Linked servers are a powerful feature within SQL Server, and I don’t want to throw them out entirely.  What I do want to do, however, is limit how often they are used in regular, business-critical code.  The reason is that, prior to SQL Server 2012 SP1, table statistics were not available to linked server users without sysadmin, db_owner, or db_ddladmin rights.  The number of cases in which I would want a linked server role with sysadmin, db_owner, or db_ddladmin rights is very small, and I would definitely not want to give those rights to a web application or anything else user-facing.  Without those table statistics, SQL Server would make poor choices with linked server queries, and so joins against remote tables would get very expensive.

Even with those statistics, cross-server joins are going to be expensive.  The reason is that in order to join row sets from two servers, you need to pass all of one server’s row set over to the other server, perform the join operation, and then (potentially) pass the full result set back to the first server.  If you’re joining two tables with a billion rows, that could be extremely expensive, even if you have great indexes on both sides.

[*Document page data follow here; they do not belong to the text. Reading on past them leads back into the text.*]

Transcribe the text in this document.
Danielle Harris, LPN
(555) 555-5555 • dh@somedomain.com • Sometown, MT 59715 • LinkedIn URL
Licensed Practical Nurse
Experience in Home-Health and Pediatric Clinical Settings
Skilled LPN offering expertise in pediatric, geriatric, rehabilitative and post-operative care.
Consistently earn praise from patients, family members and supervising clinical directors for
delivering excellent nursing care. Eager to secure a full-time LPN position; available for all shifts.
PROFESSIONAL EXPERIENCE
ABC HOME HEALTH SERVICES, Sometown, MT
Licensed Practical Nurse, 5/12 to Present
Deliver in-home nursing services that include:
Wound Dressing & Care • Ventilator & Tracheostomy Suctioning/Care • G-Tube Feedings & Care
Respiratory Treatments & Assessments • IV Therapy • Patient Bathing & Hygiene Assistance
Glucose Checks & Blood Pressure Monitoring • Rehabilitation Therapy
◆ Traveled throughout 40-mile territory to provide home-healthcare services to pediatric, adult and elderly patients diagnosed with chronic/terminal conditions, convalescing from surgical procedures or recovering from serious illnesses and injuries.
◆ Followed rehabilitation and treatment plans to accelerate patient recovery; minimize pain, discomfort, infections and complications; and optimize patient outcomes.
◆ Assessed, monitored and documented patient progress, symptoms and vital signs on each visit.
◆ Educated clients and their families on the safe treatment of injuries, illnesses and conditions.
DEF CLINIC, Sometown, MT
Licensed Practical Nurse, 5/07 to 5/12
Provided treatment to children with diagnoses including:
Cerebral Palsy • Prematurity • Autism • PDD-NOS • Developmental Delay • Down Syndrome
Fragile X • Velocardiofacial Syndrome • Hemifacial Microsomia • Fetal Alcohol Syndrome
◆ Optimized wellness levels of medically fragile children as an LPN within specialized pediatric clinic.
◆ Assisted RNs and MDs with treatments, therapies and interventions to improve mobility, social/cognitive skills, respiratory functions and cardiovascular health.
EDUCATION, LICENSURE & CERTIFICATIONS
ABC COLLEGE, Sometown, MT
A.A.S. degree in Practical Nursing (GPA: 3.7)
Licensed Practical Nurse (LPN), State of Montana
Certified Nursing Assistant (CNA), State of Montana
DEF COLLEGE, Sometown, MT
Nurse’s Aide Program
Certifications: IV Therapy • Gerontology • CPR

So how do we get around this?  Here are a few potential methods:

  1. Get rid of the linked servers altogether and use another method, such as replication or Always-On Availability Groups, to propagate the data you need from your remote server.  This makes a lot of sense if you’re looking at relatively static lookup data.
  2. For truly static data, you might keep non-replicated copies on both servers.  Replication can be a pain to troubleshoot and manage and AGs require 2012 Enterprise Edition so they can be very expensive.  Thus, if the data never changes or only changes once a year, it might make more sense to create the yearly change script and execute it on multiple servers.
  3. If you absolutely need the remote data, try to re-write queries to avoid joining local tables to remote tables.  Create a temporary table on your local server, pull in as few rows from the remote server as possible, and then join your local tables to the temp table you created.  You still take the linked server hit, but there’s a much smaller chance of that query blowing up.